Live somewhere long enough, and you’re bound to start taking the elements for granted that give the place its magic. The antidote, of course, is to look at them from a new perspective. And when it comes to Boston, whether you’re newly arrived or learning the city’s history for the first time—or just trying to better understand and appreciate your own backyard—there’s no better way to do it than via human power. The following three urban adventures each connect a sampling of Boston’s most famous historic sites. From a bike path that traces Paul Revere’s ride to a running loop tagging three iconic Boston views, these routes will enhance any visit or at least help you see your hometown in a whole new light.
Run: The Boston Trifecta
Just shy of 6 miles, this road-running loop connects three of Boston’s most iconic attractions (Fenway Park, Boston Common, and the Charles River) via a system of verdant greenways. Along the way, you’ll pass the famous Good Will Hunting Bench in Boston’s oldest public garden, cruise by the spires of Trinity Church, and encircle the fragrant Kelleher Rose Garden.
To do the loop, start in Boston Common (if you’re taking the T, get off at the Boylston Stop). Head east to enter the Boston Public Garden. Here, you’ll jog around clockwise (keep an eye out for swans in the lagoon) until you gain the Commonwealth Avenue Mall, a long strip of tree-lined walks and monuments that stretches a little over a mile.
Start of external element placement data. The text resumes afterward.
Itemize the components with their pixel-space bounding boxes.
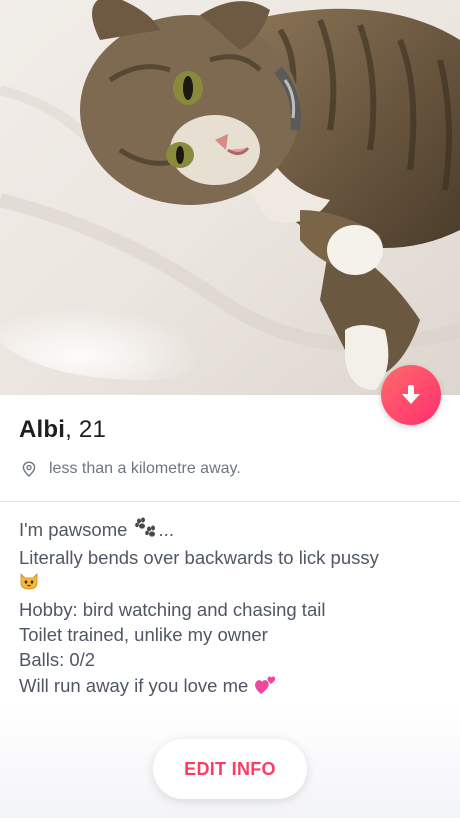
profile-screen: Albi, 21 less than a kilometre away. I'm…: [0, 0, 460, 818]
bio-line-5: Toilet trained, unlike my owner: [19, 624, 268, 646]
edit-info-button[interactable]: EDIT INFO: [153, 739, 307, 799]
bio-line-1-suffix: ...: [158, 519, 174, 540]
age-separator: ,: [65, 416, 79, 443]
bio-line: Literally bends over backwards to lick p…: [19, 545, 444, 570]
bio-line: Balls: 0/2: [19, 647, 444, 672]
bio-line-7: Will run away if you love me: [19, 675, 254, 697]
profile-name: Albi: [19, 416, 66, 443]
bio-line-6: Balls: 0/2: [19, 649, 96, 671]
location-pin-icon: [22, 461, 36, 477]
cat-photo-illustration: [0, 0, 460, 395]
bio-line: I'm pawsome ...: [19, 517, 444, 545]
bio-line: Hobby: bird watching and chasing tail: [19, 597, 444, 622]
distance-row: less than a kilometre away.: [21, 460, 241, 478]
bio-line-4: Hobby: bird watching and chasing tail: [19, 599, 326, 621]
bio-line-2: Literally bends over backwards to lick p…: [19, 547, 379, 569]
section-divider: [0, 501, 460, 502]
bio-line: [19, 570, 444, 597]
distance-text: less than a kilometre away.: [49, 460, 241, 477]
two-hearts-emoji: [253, 672, 279, 702]
profile-photo[interactable]: [0, 0, 460, 395]
bio-line: Will run away if you love me: [19, 672, 444, 702]
bio-text: I'm pawsome ... Literally bends over bac…: [19, 517, 444, 702]
bio-line-1: I'm pawsome: [19, 519, 133, 540]
collapse-profile-button[interactable]: [381, 365, 441, 425]
profile-age: 21: [78, 416, 106, 443]
paw-prints-emoji: [133, 517, 159, 545]
arrow-down-icon: [402, 385, 420, 404]
bio-line: Toilet trained, unlike my owner: [19, 622, 444, 647]
cat-face-emoji: [19, 571, 39, 597]
profile-name-age: Albi, 21: [19, 416, 106, 444]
At the end of the mall, head south through Charlesgate Park and loop through the Back Bay Fens until you get to the rose garden. Here, head north to skirt around the Fenway Park field and try to catch a whiff of Cracker Jack and fresh-cut grass. Just northeast of the field, use a pedestrian bridge to cross Storrow Drive and gain the Charles River Bike Path. A little over a mile later, you’ll use another bridge to exit the bike path. This will take you south back toward Boston Public Garden and the start of the loop.